Planning and saving for retirement is a marathon, not a sprint. But just as you might have a weak mile or two in the course of running a long race, so too might you get thrown off course at some point during your career and start falling behind on retirement plan contributions.
In fact, a lot of people had no choice but to pause IRA or 401(k) plan contributions last year when the pandemic struck. But even without a pandemic, it’s more than possible to hit a similar snag when personal circumstances get in the way, whether health issues or job loss.
If you need to get back on track for retirement, here are three tips to help you overcome the setbacks you might have faced recently.
1. Bank your tax refund
Most people who file a tax return wind up with a refund. If you recently received a chunk of cash from the IRS after filing your 2020 return, or expect to get one shortly, then that’s money that can go directly into your retirement plan.

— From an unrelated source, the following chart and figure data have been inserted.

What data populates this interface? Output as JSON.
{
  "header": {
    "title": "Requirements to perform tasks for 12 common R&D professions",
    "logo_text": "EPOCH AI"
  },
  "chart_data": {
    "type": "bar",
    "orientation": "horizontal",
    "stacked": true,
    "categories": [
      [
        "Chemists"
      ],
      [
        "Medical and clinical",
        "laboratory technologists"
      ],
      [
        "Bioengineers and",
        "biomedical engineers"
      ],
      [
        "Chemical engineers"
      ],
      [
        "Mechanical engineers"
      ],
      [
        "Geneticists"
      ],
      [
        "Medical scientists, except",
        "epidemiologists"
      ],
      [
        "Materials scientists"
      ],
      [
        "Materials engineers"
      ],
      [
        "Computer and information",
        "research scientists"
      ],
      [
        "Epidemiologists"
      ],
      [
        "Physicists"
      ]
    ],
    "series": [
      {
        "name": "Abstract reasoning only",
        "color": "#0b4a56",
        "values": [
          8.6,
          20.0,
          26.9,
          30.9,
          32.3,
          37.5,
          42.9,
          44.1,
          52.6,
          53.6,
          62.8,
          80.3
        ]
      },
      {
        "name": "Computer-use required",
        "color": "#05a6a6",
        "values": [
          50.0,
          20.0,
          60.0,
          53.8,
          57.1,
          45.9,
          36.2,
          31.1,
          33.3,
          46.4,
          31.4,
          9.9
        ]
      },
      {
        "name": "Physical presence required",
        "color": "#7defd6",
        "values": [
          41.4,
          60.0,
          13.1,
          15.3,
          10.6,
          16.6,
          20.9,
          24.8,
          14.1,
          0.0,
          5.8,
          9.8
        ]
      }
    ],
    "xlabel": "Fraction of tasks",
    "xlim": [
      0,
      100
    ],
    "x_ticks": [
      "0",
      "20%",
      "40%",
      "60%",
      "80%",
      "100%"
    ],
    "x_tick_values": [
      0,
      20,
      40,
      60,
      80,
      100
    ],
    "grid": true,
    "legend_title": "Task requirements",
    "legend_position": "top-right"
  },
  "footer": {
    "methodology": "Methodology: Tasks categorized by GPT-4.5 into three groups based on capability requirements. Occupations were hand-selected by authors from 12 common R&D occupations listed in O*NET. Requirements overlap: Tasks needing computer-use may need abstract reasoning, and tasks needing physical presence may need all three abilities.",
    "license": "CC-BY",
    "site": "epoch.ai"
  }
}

Now, you might think that a one-time contribution to your savings won’t make a big difference, but imagine you’re getting a $2,000 refund and aren’t retiring for 30 years. If you put that money into your IRA or 401(k), leave it alone, and watch it grow at an average annual return of 8% (which is doable with a stock-focused investing strategy), then you’ll end up growing that single contribution into over $20,000.
2. Get on a tighter budget
Now that things have improved with regard to the coronavirus outbreak and the world seems to be opening back up, a lot of people are eager to get out and do more. But you’ll need to spend carefully in the coming months, especially if you’ve fallen a bit behind on retirement savings.
A good way to ramp up your contributions and avoid overspending is to set up a new household budget — one that reflects your current bills and accounts for the way inflation is making many common purchases, like groceries and gasoline, cost more. In fact, you may need to cut back in certain spending categories to ensure that you’re not only able to enjoy going out and being social, but also generously fund your IRA or 401(k).
3. Consider a side job
Last year, a lot of jobs were shed when the pandemic first broke out. Nowadays, there are labor shortages in a number of key industries, like restaurants and retail, so if you’re willing to pick up some evening or weekend shifts on top of your main job, you could earn a nice pile of cash and use it to boost your savings.
Of course, you may not be able to commit to an extra job’s pre-set schedule if your primary job keeps you very busy. If that’s the case, find a second job you can do at your convenience, like driving for a rideshare company or designing websites from home.
You’ll need a healthy amount of savings during retirement to supplement your Social Security income. If you’ve fallen behind, don’t sweat it. Instead, regroup and use these tips to give your savings the boost they need.